Having repaired the building in 1873 the Evangelical Union altered it again, in about 1901 employing Thomas Graham Abercrombie (1862 – 1926) the pre-eminent Paisley architect. The north wing was divided from the church, with a hall seating 100 above and a vestry etc. below. The gallery level floor and gallery in the east wing were removed and the adjacent upper and lower side windows joined to light the choir, located at the end of the long, narrow, east-facing church. Having bought the land from the council, what was now the ED Congregational Church extended the North wing right up to the Church Lane boundary in 1926, bringing the hall to a seating capacity of 250, the great north window was reused, and stone and detailing carefully matched. The roof was renewed in 1937.

Paisley Arts Centre

The building was bought back by the local authority in the 1980s and opened as Paisley Arts Centre in 1987. The basic arrangement of Abercrombie’s plan survives today. Most of the original church serves as the 158-seat theatre with the stage where the choir was. The vestry has become the dressing room, the gallery is now the bar and most of the church hall is the workshop, with toilets etc. below. The building’s total capacity is 300.

Graves & Headstones

The Church Yard was originally laid out in “lairs” (places to lie in) eight feet square, close to the church. These were sold as family graves, and ownership was denoted by inscriptions on kerb stones on the tops of long stones sunk vertically into the ground at the plot corners and headstones. Epitaphs could be added later. Poor people could be buried around the edges of the yard but with no guarantee of being undisturbed by later burials. The first burial was in 1742 and the latest epitaph is 1840. Most people buried here were merchants or manufacturers in the textile industry. The more important folk already had their lairs at the Abbey graveyard.
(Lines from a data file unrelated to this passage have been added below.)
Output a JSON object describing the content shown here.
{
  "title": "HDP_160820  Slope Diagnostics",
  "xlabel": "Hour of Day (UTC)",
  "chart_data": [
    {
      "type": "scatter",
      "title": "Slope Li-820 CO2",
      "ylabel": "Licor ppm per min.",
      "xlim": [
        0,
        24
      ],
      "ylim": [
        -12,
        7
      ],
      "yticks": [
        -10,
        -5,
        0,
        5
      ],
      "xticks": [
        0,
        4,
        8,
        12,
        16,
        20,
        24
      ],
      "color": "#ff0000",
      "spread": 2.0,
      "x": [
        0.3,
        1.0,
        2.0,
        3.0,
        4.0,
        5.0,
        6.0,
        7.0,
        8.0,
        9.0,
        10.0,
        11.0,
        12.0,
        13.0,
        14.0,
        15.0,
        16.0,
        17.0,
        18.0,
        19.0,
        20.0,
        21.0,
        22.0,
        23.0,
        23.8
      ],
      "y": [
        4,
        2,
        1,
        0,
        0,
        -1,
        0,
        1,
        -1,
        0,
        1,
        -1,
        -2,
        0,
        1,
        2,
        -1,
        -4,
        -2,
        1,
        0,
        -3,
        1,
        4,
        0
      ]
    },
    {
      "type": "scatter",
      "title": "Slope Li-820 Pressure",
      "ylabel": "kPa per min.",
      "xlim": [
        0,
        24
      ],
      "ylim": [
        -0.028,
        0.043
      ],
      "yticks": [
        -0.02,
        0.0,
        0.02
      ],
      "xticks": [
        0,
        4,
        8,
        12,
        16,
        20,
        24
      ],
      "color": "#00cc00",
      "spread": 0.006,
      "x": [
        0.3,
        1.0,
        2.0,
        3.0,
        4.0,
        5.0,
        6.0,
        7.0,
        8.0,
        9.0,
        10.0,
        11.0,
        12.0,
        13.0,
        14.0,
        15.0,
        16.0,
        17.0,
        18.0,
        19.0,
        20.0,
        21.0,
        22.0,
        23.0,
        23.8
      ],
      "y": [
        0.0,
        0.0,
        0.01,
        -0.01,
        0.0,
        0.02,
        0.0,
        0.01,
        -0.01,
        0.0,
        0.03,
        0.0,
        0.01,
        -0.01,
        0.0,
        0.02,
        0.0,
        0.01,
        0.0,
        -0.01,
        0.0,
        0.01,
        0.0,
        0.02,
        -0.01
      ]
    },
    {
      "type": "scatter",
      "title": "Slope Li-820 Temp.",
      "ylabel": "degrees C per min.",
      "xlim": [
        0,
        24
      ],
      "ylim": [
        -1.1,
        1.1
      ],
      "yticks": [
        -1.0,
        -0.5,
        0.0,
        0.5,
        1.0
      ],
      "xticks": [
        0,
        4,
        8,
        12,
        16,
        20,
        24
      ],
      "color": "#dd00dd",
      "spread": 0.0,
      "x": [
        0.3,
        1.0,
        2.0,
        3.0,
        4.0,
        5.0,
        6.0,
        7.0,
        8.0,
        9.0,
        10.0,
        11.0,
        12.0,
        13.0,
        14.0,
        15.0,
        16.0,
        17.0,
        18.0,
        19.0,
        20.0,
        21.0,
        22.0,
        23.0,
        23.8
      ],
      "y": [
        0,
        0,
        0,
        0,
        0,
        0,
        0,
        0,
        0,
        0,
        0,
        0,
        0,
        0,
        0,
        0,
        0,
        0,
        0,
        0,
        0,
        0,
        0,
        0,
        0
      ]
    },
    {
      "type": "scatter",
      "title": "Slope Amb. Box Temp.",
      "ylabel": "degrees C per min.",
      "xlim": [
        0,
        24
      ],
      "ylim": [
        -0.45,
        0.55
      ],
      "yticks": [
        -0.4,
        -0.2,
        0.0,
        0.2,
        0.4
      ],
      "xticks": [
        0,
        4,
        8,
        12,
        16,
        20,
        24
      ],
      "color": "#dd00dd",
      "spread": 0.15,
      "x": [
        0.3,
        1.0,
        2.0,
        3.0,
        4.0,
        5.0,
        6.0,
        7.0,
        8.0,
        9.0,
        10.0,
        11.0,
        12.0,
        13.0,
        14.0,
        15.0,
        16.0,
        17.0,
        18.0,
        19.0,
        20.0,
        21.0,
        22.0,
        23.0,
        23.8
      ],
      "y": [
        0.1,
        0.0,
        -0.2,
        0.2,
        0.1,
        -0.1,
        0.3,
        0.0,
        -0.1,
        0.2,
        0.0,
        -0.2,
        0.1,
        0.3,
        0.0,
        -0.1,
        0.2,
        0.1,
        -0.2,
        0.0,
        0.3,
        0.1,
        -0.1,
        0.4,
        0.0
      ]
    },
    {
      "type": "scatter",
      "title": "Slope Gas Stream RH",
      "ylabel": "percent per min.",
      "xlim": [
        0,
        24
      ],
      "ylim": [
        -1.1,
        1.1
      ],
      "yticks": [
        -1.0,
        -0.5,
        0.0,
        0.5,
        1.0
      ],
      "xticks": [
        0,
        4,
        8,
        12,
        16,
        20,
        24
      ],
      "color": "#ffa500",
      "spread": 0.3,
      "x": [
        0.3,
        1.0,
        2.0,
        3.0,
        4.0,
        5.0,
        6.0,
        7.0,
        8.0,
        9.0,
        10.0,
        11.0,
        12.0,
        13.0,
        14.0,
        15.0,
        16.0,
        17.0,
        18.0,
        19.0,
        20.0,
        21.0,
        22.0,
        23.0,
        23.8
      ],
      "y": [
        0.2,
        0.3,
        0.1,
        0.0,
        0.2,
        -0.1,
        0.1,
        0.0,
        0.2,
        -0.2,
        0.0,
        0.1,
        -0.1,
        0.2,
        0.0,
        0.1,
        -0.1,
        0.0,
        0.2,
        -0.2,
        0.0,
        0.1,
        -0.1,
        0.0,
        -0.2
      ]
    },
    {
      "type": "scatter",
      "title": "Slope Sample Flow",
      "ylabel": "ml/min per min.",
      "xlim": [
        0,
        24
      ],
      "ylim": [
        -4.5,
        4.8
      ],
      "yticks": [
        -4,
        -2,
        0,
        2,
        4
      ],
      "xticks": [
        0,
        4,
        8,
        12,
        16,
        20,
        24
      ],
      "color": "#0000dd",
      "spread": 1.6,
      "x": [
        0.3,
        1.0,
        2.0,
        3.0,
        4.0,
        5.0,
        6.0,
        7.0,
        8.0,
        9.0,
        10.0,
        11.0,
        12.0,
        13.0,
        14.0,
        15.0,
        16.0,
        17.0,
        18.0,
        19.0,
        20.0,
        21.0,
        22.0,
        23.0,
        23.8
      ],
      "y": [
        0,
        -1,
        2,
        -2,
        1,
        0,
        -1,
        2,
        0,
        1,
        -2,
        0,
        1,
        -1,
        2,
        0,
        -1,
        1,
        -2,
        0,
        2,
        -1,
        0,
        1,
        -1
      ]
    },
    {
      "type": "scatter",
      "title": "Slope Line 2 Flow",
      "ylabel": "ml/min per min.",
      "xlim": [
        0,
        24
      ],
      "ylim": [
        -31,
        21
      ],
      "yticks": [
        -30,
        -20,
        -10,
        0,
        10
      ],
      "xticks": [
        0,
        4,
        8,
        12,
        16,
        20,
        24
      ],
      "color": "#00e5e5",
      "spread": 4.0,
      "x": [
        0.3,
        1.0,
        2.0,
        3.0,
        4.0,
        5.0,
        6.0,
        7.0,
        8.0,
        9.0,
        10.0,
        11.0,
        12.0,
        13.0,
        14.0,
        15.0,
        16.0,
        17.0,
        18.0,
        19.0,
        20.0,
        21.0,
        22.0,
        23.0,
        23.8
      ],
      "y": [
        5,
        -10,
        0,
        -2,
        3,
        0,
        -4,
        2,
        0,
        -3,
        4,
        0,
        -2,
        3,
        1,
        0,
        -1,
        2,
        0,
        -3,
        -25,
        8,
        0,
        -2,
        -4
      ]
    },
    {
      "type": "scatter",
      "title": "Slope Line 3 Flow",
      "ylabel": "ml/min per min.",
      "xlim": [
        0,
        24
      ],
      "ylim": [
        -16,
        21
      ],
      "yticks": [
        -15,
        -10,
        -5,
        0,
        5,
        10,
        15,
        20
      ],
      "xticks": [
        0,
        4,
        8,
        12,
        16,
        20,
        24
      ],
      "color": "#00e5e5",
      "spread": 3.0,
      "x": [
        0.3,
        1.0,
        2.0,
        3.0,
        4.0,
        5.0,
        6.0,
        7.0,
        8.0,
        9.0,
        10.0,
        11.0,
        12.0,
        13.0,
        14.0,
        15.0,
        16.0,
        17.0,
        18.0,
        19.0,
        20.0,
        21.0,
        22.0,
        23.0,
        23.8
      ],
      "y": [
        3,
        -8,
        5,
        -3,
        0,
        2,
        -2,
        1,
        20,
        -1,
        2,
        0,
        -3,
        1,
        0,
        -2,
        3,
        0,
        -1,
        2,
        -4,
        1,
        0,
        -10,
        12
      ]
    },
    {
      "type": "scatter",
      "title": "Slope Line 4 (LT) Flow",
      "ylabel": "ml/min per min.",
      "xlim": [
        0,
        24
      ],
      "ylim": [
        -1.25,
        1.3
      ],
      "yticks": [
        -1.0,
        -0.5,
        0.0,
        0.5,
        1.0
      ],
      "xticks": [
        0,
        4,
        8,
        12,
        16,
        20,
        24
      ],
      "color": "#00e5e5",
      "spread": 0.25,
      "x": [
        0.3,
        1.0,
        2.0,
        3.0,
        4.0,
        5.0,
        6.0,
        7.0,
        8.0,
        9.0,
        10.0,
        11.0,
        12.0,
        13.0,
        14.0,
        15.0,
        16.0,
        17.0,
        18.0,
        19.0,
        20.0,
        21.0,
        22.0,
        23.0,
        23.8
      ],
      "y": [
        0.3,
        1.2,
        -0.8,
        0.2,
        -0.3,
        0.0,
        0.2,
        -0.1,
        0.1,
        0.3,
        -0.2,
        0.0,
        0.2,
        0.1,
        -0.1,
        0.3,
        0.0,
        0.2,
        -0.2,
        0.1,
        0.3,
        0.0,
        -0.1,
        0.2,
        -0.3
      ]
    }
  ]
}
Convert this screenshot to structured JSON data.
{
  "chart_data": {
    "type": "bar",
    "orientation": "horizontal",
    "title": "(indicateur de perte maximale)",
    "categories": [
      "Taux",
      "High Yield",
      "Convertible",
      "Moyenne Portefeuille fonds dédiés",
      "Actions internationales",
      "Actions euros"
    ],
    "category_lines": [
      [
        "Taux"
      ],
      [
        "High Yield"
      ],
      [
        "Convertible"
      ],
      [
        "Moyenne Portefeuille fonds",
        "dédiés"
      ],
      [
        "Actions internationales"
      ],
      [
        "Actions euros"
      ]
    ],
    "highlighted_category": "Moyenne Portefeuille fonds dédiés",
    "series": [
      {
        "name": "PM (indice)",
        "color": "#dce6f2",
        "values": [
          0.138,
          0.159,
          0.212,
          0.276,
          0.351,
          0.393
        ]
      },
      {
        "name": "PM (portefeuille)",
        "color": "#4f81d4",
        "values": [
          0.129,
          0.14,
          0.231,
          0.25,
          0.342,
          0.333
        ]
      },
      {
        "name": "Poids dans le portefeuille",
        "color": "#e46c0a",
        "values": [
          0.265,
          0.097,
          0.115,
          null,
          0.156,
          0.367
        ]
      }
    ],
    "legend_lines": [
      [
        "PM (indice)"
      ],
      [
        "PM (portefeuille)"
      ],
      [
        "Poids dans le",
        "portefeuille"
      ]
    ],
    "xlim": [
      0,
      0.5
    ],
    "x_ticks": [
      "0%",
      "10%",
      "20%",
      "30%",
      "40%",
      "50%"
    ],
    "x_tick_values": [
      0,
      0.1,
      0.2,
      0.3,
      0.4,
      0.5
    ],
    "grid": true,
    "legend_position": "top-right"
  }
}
In the 1870s 5 metres of the Churchyard’s frontage road was widened and the high wall was replaced with railings. Some 20 metres were taken off its western end for the development of the Paisley Centre in the late 1980s. The graveyard was improved in 1994 when headstones which had been laid on their backs were re-erected around the perimeter walls.

The building was listed in category B in 1971.